I know that, for any $\delta>0$, a compact operator $A$ defined on a linear variety of a Banach space has only a finite number of linearly independent eigenvectors corresponding to the eigenvalues of absolute value $>\delta$.

I read, on the Italian language translation of Kolmogorov-Fomin's, that such a theorem implies that the number of eigenvalues $\lambda_n$ of such an operator outside circle $\|\lambda\|>\delta>0$ is always finite, but I don't understand the implication, since, from theorem 5, I only see that the quantity of the eigenvalues $\lambda_n$ such that $\|\lambda_n\|>\delta$ corresponding to linearly independent eigenvectors is finite, but there can be eigenvalues corresponding to a linear combination of such linearly independent eigenvectors...

Thank you very much for any help!

Answer 1

If $A x_k = \lambda _k x_k$, $x_k \ne 0$, $k \in \{1,...,n \}$, and $\lambda _i \ne \lambda _j$, $i \ne j$, then a vector of the form

$$ x = \sum _{k=1}^n a_k x_k, \ \ \ a_k \in \mathbb{R} $$ can be an eigenvector of $A$ only if $a_k=0$ for all $k \in \{1,...,n \}$ but one.
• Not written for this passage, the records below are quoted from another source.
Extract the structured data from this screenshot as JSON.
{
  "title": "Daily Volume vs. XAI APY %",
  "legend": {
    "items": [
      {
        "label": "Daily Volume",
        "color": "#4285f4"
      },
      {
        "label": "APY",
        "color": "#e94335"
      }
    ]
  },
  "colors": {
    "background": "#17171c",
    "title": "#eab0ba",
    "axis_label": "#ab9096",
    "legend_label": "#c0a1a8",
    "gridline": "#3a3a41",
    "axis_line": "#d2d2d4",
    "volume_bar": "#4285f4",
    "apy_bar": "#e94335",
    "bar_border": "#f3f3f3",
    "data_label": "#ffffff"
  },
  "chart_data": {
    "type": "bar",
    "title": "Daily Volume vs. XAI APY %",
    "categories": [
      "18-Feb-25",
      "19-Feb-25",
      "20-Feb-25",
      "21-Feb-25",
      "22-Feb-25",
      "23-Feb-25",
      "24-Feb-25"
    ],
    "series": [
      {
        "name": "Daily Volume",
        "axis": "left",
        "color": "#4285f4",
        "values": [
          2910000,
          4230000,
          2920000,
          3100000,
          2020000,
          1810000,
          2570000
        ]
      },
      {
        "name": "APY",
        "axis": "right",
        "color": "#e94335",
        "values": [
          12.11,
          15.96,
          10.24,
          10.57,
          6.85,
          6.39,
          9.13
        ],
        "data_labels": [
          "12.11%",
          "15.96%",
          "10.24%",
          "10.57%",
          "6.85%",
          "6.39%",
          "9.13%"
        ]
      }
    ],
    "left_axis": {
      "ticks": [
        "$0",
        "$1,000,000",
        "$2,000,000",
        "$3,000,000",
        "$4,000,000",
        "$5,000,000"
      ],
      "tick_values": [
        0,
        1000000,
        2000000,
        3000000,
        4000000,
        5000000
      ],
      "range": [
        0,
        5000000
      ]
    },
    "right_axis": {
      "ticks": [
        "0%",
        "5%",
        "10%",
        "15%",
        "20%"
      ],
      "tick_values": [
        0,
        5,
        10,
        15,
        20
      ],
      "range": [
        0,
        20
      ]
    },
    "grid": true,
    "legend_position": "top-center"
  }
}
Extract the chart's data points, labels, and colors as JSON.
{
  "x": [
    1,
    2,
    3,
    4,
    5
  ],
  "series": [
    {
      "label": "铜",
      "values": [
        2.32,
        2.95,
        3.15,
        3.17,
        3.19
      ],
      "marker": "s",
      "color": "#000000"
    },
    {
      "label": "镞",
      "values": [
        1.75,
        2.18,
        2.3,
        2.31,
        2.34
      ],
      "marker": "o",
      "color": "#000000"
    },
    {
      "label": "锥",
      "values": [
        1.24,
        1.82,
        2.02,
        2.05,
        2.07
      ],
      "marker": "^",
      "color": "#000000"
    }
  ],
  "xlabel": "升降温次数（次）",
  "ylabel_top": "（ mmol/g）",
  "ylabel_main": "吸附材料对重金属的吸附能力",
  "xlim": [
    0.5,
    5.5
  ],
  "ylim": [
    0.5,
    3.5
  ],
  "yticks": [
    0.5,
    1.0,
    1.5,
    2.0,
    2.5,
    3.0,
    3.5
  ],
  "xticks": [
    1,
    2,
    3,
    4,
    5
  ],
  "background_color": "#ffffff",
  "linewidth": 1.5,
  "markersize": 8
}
Indeed, if $A x = \lambda x$, then the linear independence of $x_1,...,x_n$ implies $a_k \lambda _k = a_k \lambda$, $k \in \{1,...,n \}$. I hope I have understood correctly the question.

Answer 2

I understand your confusion. There's an error in the critical equation of the proof that, once corrected, makes everything obvious. I'll rewrite it for you $$ \left\|A\left(\frac{y_{q}}{\lambda_{q}}\right)-A\left(\frac{y_{p}}{\lambda_{p}}\right)\right\| = \left\|\left[A\left(\frac{y_{q}}{\lambda_{q}}\right)+y_{p}-A\left(\frac{y_{p}}{\lambda_{p}}\right)\right]-y_{p}\right\| \ge \frac{1}{2}. $$ The above holds because $y_{p}-A(\frac{1}{\lambda_{p}}y_{p})\in E_{p-1}$ and $A(\frac{1}{\lambda_{q}}y_{q})\in E_{q}\subseteq E_{p-1}$ for $q < p$.